Polymers are one of the most common glass-forming materials and they are ubiquitous in many industries, e.g., packaging, biomedical and construction industries. Thin polymer films that have properties that significantly deviate from those of the bulk polymer have attracted much attention from numerous researchers in the past two decades. The challenge is to understand how competing interfacial and confinement effects give rise to changes in the mean relaxation of the film (and thus the glass transition temperature Tg), the sensitivity of various Tg measurements to the gradient of molecular relaxation across the film, as well as the dynamical heterogeneity. Our findings also adds to the ongoing debate of the magnitude and even direction of Tg shifts in thin polymer films with the same chemistry, film thickness and supporting substrate. The implicit assumption of these studies is that methods used to estimate Tg in homogeneous bulk materials are relevant for inferring dynamical changes in these films.

In this thesis, we use an extensive set of molecular dynamics simulations to examine the nanoconfinement effects on the glass transition temperature Tg and heterogeneous dynamics of thin polymer films. In particular, we have shown that the slowing of polymer dynamics occurs only when the substrate is strongly attractive; a "bound layer" having a much lower mobility can form near the substrate, strongly influencing the thermodynamics and dynamics of the film. This bound polymer effectively insulates the remainder of the film from the strong interfacial interactions, and the resulting thermodynamically determined Tg is relatively insensitive to the polymer-substrate interaction strength when it exceeds that of the polymer-polymer interactions. Furthermore, we have shown that the disparate Tg measurements reflect differing sensitivities to the mobility gradient across the film. Our results emphasize the limitations of using single Tg to infer changes in the dynamics of polymer thin films. Additionally, we show that the thermodynamic and dynamic techniques to estimate of Tg can be combined to predict local changes in Tg near the substrate, providing a simple method to infer properties of the mobility gradient.
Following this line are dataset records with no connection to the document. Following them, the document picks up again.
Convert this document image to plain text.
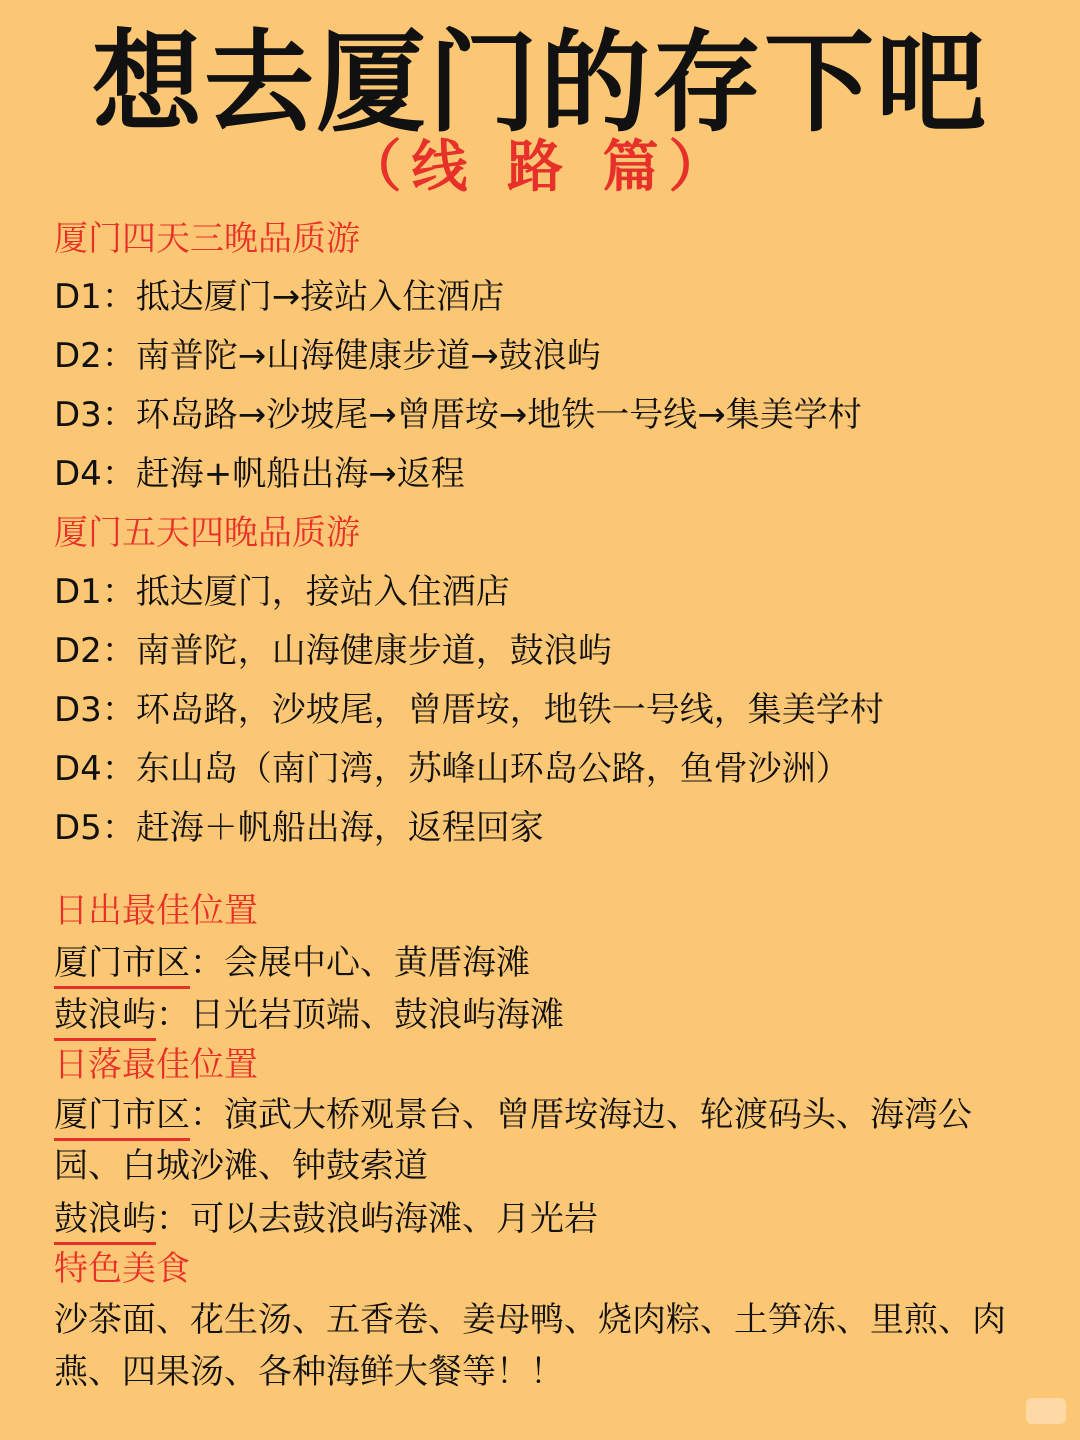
想去厦门的存下吧
（线 路 篇）
厦门四天三晚品质游
D1：抵达厦门→接站入住酒店
D2：南普陀→山海健康步道→鼓浪屿
D3：环岛路→沙坡尾→曾厝垵→地铁一号线→集美学村
D4：赶海+帆船出海→返程
厦门五天四晚品质游
D1：抵达厦门，接站入住酒店
D2：南普陀，山海健康步道，鼓浪屿
D3：环岛路，沙坡尾，曾厝垵，地铁一号线，集美学村
D4：东山岛（南门湾，苏峰山环岛公路，鱼骨沙洲）
D5：赶海＋帆船出海，返程回家
日出最佳位置
厦门市区：会展中心、黄厝海滩
鼓浪屿：日光岩顶端、鼓浪屿海滩
日落最佳位置
厦门市区：演武大桥观景台、曾厝垵海边、轮渡码头、海湾公园、白城沙滩、钟鼓索道
鼓浪屿：可以去鼓浪屿海滩、月光岩
特色美食
沙茶面、花生汤、五香卷、姜母鸭、烧肉粽、土笋冻、里煎、肉燕、四果汤、各种海鲜大餐等！！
Another hallmark of the glass-forming system is the dynamical heterogeneity near Tg. We explore the confinement effects on the heterogeneous dynamics of the thin polymer film. Specifically, we examine ultra-stable vapor-deposited thin polymer films and compare their behavior to that of the ordinarily prepared thin films. Using common metrics to measure the extent and timescale of dynamical heterogeneity (e.g., non-Gaussian parameter, string-like cooperative motion), we have found that measurements for the film as a whole are not sufficient to distinguish significant differences between the ordinary film and ultra-stable vapor-deposited films, due to the substantial mobility gradient in the glassy films. Instead, it is crucial to separate the dynamics in the film center.

Broadly, our research examines the effects of nanoconfinements on dynamics and glass transition temperature of glass-forming materials; our findings show how various confinement conditions and sample preparation method affect different estimates of glass transition temperature and dynamical heterogeneity. Our findings can possible lead to an unified picture to explain the film dynamics and glass transition temperature under confinement for all polymers.